Convincing Tricia Mullet to publicly express support for them and their interests wouldn't be a total victory, but it would be a minor one. And every little bit counted.

There was no point going over that now, though, Síomha wasn't his bloody intern. "Sure, we'll talk over how to go about that later." Probably arrange a (secret) ceremony for the team with the President, pull Mullet (and maybe Troy and Ryan) away for a bit... Or, could just borrow an owl to send a letter directly and invite her to Iveagh House... Hmm...

"And I felt out the Blacks, and the Potter kid."

"Did you, now." Michael hadn't explicitly asked Alex to do that, but he wasn't surprised he had — Alex had always been a slippery little shite, it was a given by this point. "What do you think?"

Alex shrugged. "The Blacks, you'd be an idiot to trust them — they're shit-starters, both of them. I'm convinced they only come off friendly-like because they know it'll anger their peers, and might shake things up a bit. We can only count on them until we start boring them."

"The little one, definitely," Síomha said, with a blank sort of frown. "Fionn thinks she's a priestess of a trickster god."

Jesus Christ, all this pagan shite, Michael did not have the patience for this nonsense. "And what does that mean, exactly?"

"What Alex said — Lyra Black will have your back as long as she thinks you're the most entertaining option. Entertaining here defined as whatever fucks shite up for the people in charge and makes the largest mess." Síomha shrugged. "From what I understand, Sirius is somewhat more principled...but only somewhat. I wouldn't be surprised if part of the reason he was so friendly to start with was just for fun, but once you form a relationship, I expect he'll stick to it."

"Even under threat of censure from his peers?"

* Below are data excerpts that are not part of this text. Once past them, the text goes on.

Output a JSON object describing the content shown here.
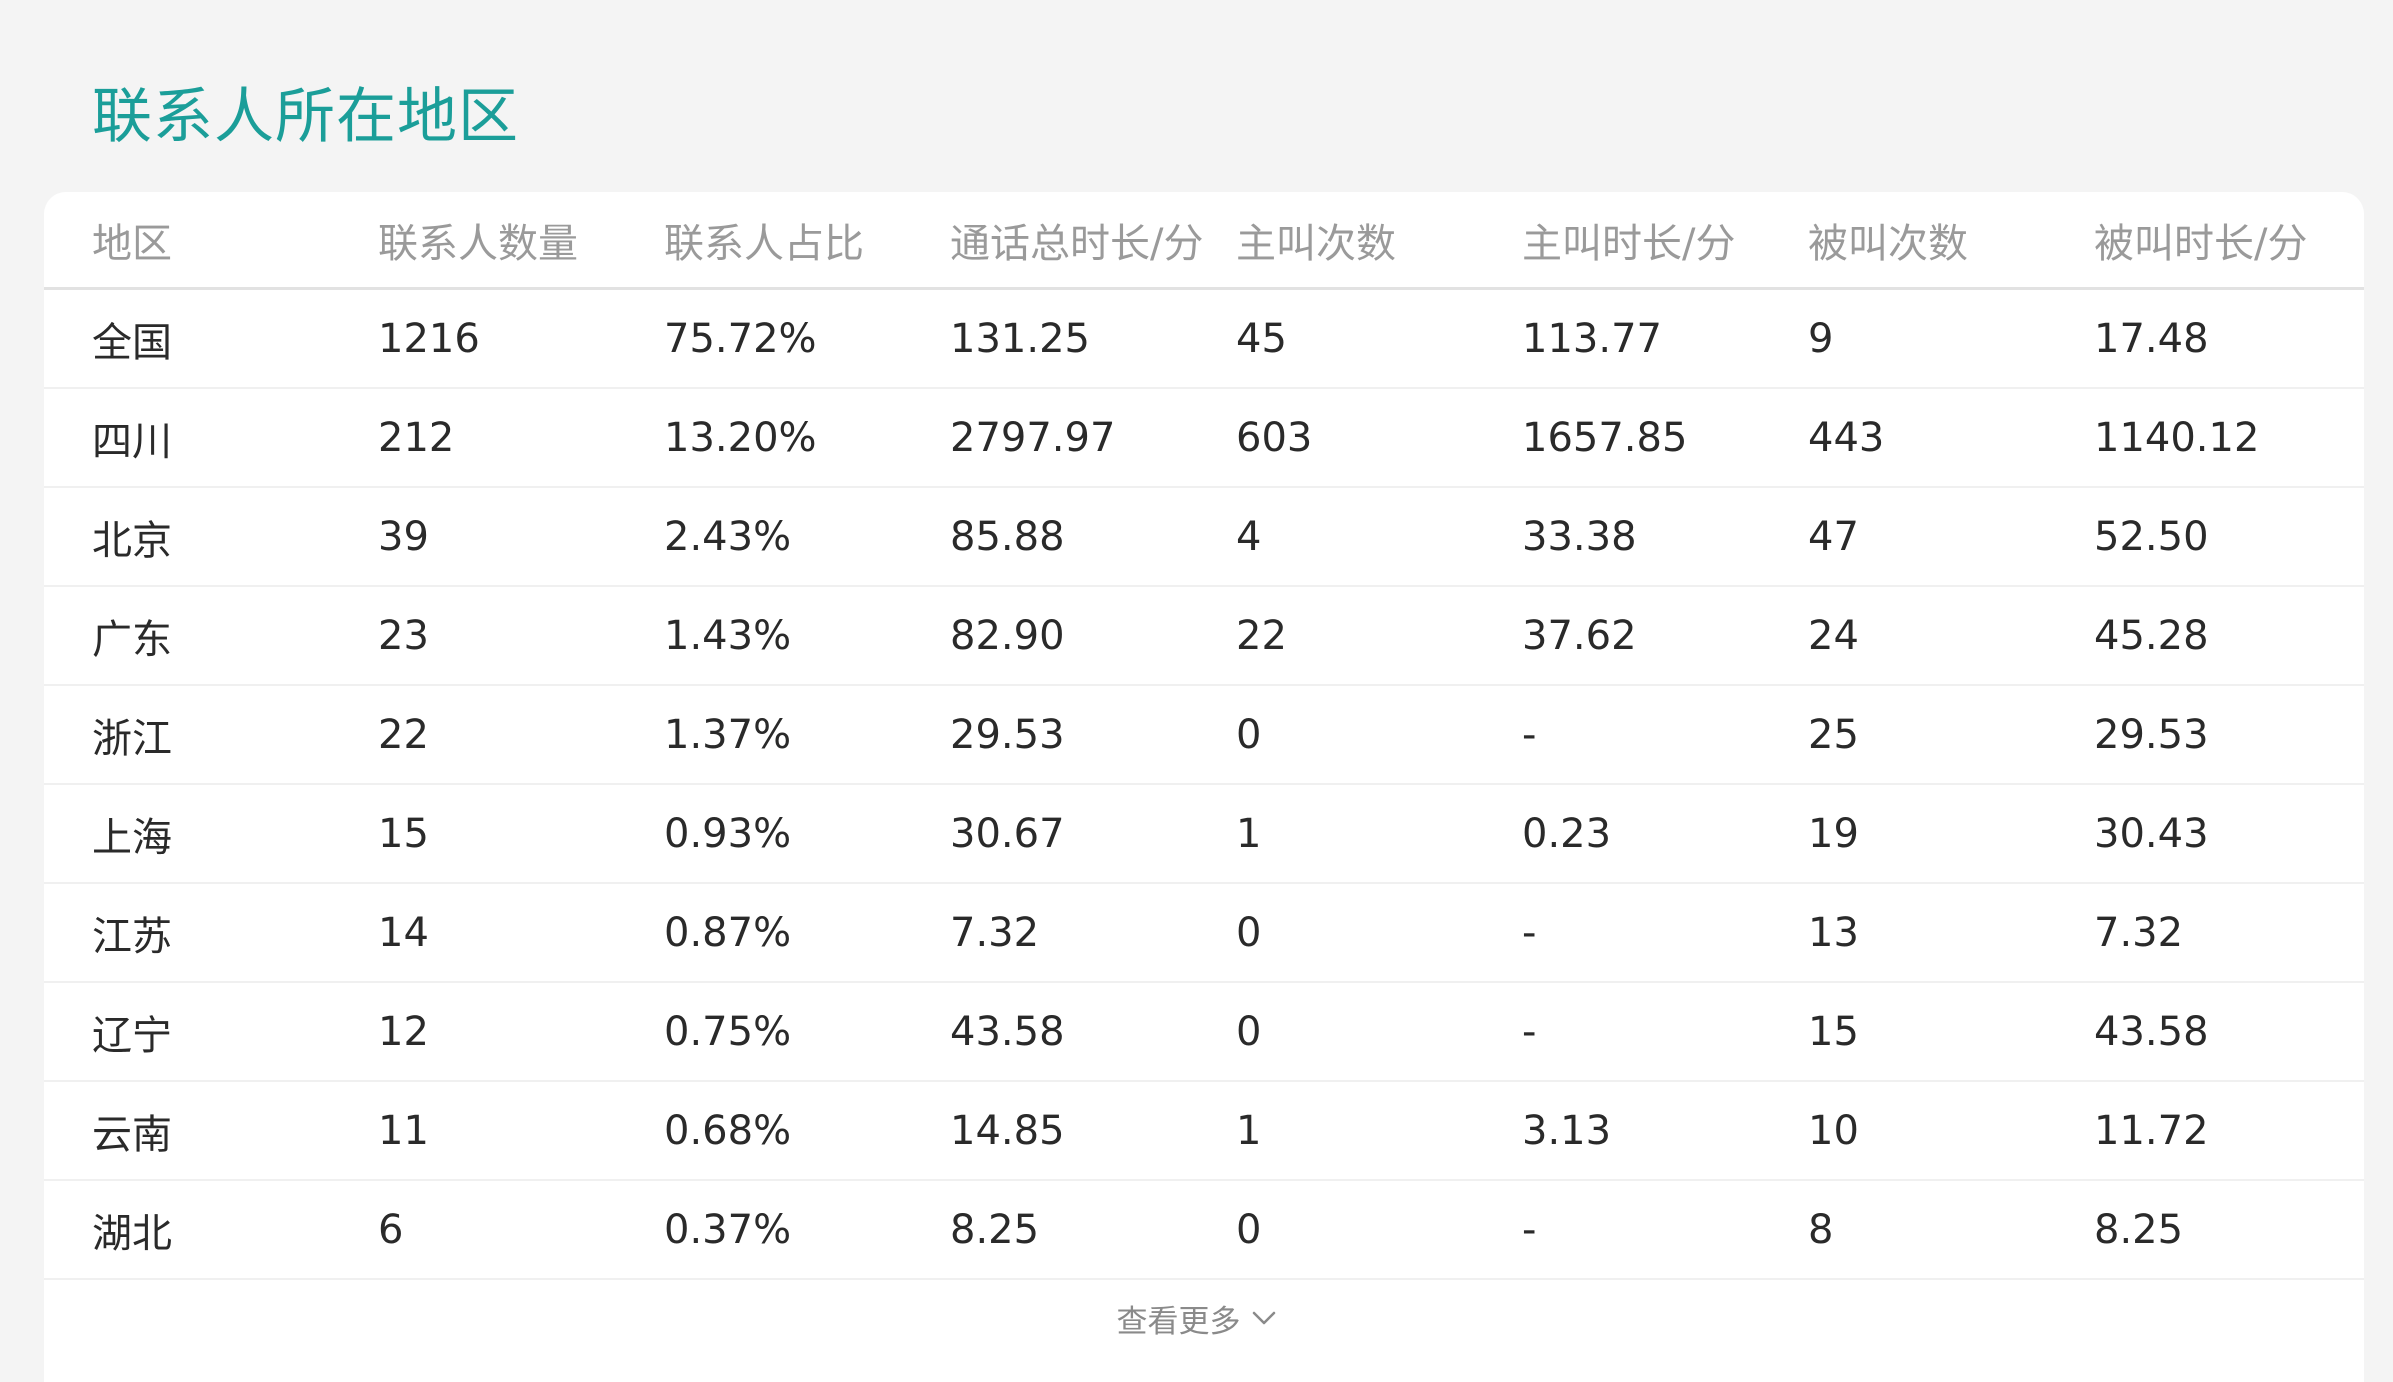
{
  "title": "联系人所在地区",
  "table": {
    "headers": [
      "地区",
      "联系人数量",
      "联系人占比",
      "通话总时长/分",
      "主叫次数",
      "主叫时长/分",
      "被叫次数",
      "被叫时长/分"
    ],
    "rows": [
      [
        "全国",
        "1216",
        "75.72%",
        "131.25",
        "45",
        "113.77",
        "9",
        "17.48"
      ],
      [
        "四川",
        "212",
        "13.20%",
        "2797.97",
        "603",
        "1657.85",
        "443",
        "1140.12"
      ],
      [
        "北京",
        "39",
        "2.43%",
        "85.88",
        "4",
        "33.38",
        "47",
        "52.50"
      ],
      [
        "广东",
        "23",
        "1.43%",
        "82.90",
        "22",
        "37.62",
        "24",
        "45.28"
      ],
      [
        "浙江",
        "22",
        "1.37%",
        "29.53",
        "0",
        "-",
        "25",
        "29.53"
      ],
      [
        "上海",
        "15",
        "0.93%",
        "30.67",
        "1",
        "0.23",
        "19",
        "30.43"
      ],
      [
        "江苏",
        "14",
        "0.87%",
        "7.32",
        "0",
        "-",
        "13",
        "7.32"
      ],
      [
        "辽宁",
        "12",
        "0.75%",
        "43.58",
        "0",
        "-",
        "15",
        "43.58"
      ],
      [
        "云南",
        "11",
        "0.68%",
        "14.85",
        "1",
        "3.13",
        "10",
        "11.72"
      ],
      [
        "湖北",
        "6",
        "0.37%",
        "8.25",
        "0",
        "-",
        "8",
        "8.25"
      ]
    ]
  },
  "more_label": "查看更多",
  "more_icon": "chevron-down-icon",
  "colors": {
    "title": "#1b9e99",
    "background": "#f4f4f4",
    "card": "#ffffff",
    "header_text": "#9a9a9a",
    "body_text": "#2a2a2a"
  }
}
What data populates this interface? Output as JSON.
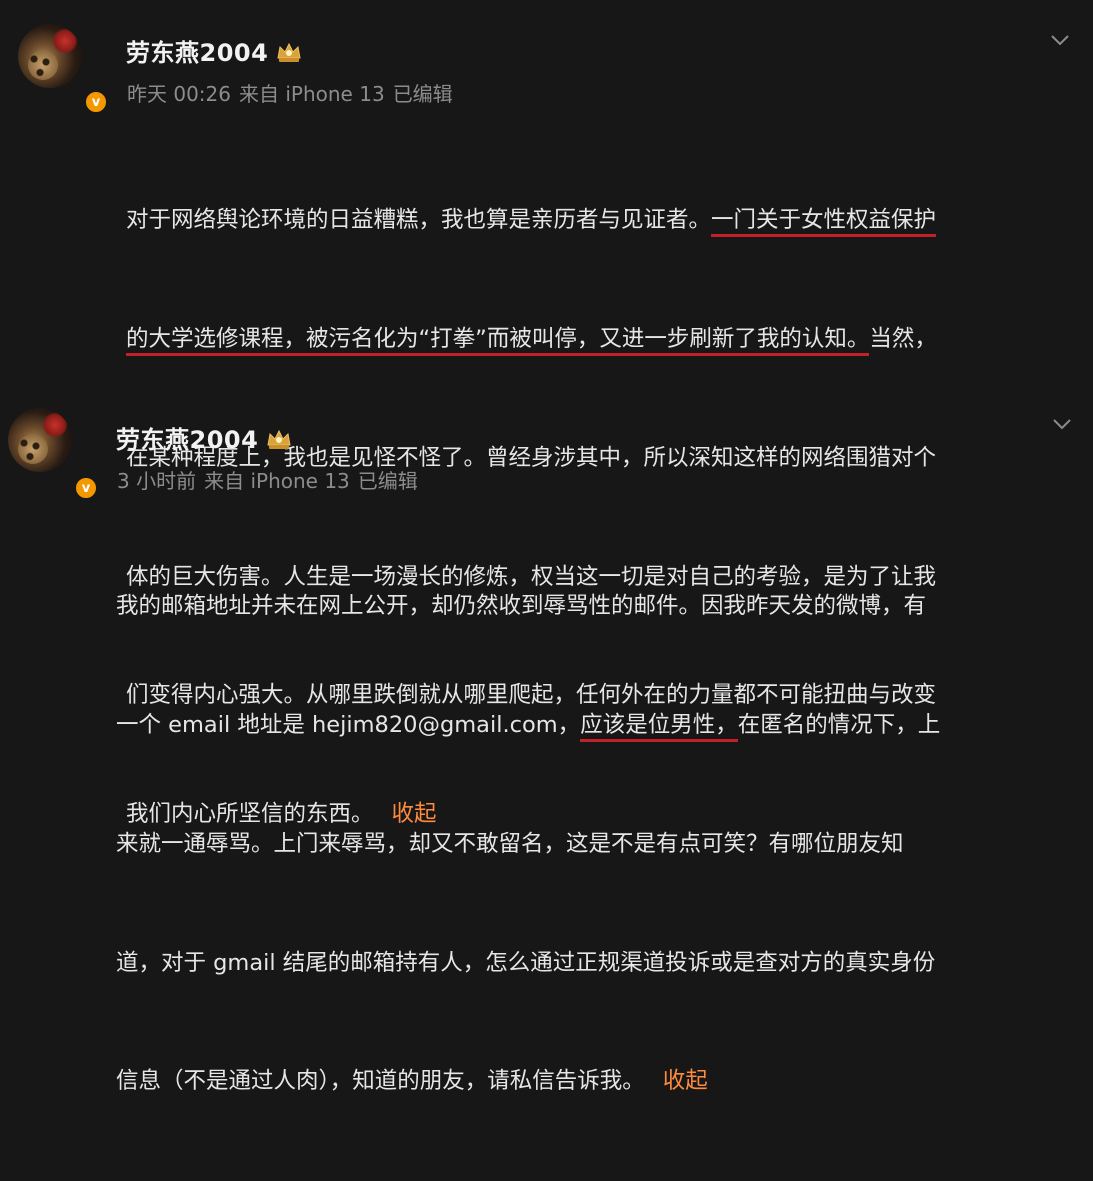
{
  "posts": [
    {
      "username": "劳东燕2004",
      "meta": {
        "time": "昨天 00:26",
        "source": "来自 iPhone 13",
        "edited": "已编辑"
      },
      "lines": [
        [
          "对于网络舆论环境的日益糟糕，我也算是亲历者与见证者。",
          "一门关于女性权益保护"
        ],
        [
          "的大学选修课程，被污名化为“打拳”而被叫停，又进一步刷新了我的认知。",
          "当然，"
        ],
        [
          "在某种程度上，我也是见怪不怪了。曾经身涉其中，所以深知这样的网络围猎对个"
        ],
        [
          "体的巨大伤害。人生是一场漫长的修炼，权当这一切是对自己的考验，是为了让我"
        ],
        [
          "们变得内心强大。从哪里跌倒就从哪里爬起，任何外在的力量都不可能扭曲与改变"
        ],
        [
          "我们内心所坚信的东西。"
        ]
      ],
      "collapse_label": "收起"
    },
    {
      "username": "劳东燕2004",
      "meta": {
        "time": "3 小时前",
        "source": "来自 iPhone 13",
        "edited": "已编辑"
      },
      "lines": [
        [
          "我的邮箱地址并未在网上公开，却仍然收到辱骂性的邮件。因我昨天发的微博，有"
        ],
        [
          "一个 email 地址是 hejim820@gmail.com，",
          "应该是位男性，",
          "在匿名的情况下，上"
        ],
        [
          "来就一通辱骂。上门来辱骂，却又不敢留名，这是不是有点可笑？有哪位朋友知"
        ],
        [
          "道，对于 gmail 结尾的邮箱持有人，怎么通过正规渠道投诉或是查对方的真实身份"
        ],
        [
          "信息（不是通过人肉），知道的朋友，请私信告诉我。"
        ]
      ],
      "collapse_label": "收起"
    }
  ],
  "colors": {
    "background": "#171717",
    "underline": "#c0212b",
    "collapse": "#ff8a3d",
    "verified_badge": "#f39800"
  },
  "icons": [
    "avatar",
    "verified-badge-icon",
    "crown-level-icon",
    "chevron-down-icon"
  ]
}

Síomha's lips twisted into a dark, vicious smirk. "He's a Black, Michael. They live for the censure of their peers. Pick up a history book sometime, it's actually pretty funny."

...So, what she was saying was, Sirius Black came from a long tradition of class traitors. Alright, then. Michael could work with that. "Okay, we'll hang on to Sirius as a contact. What about Potter? This is Harry Potter, right? The hell is with that Boy Who Lived thing, anyway?"

"Don't worry about that," Síomha said, sounding somewhat exasperated. "It's Light propaganda, to do with the events at the end of the war a decade ago. It's all nonsense."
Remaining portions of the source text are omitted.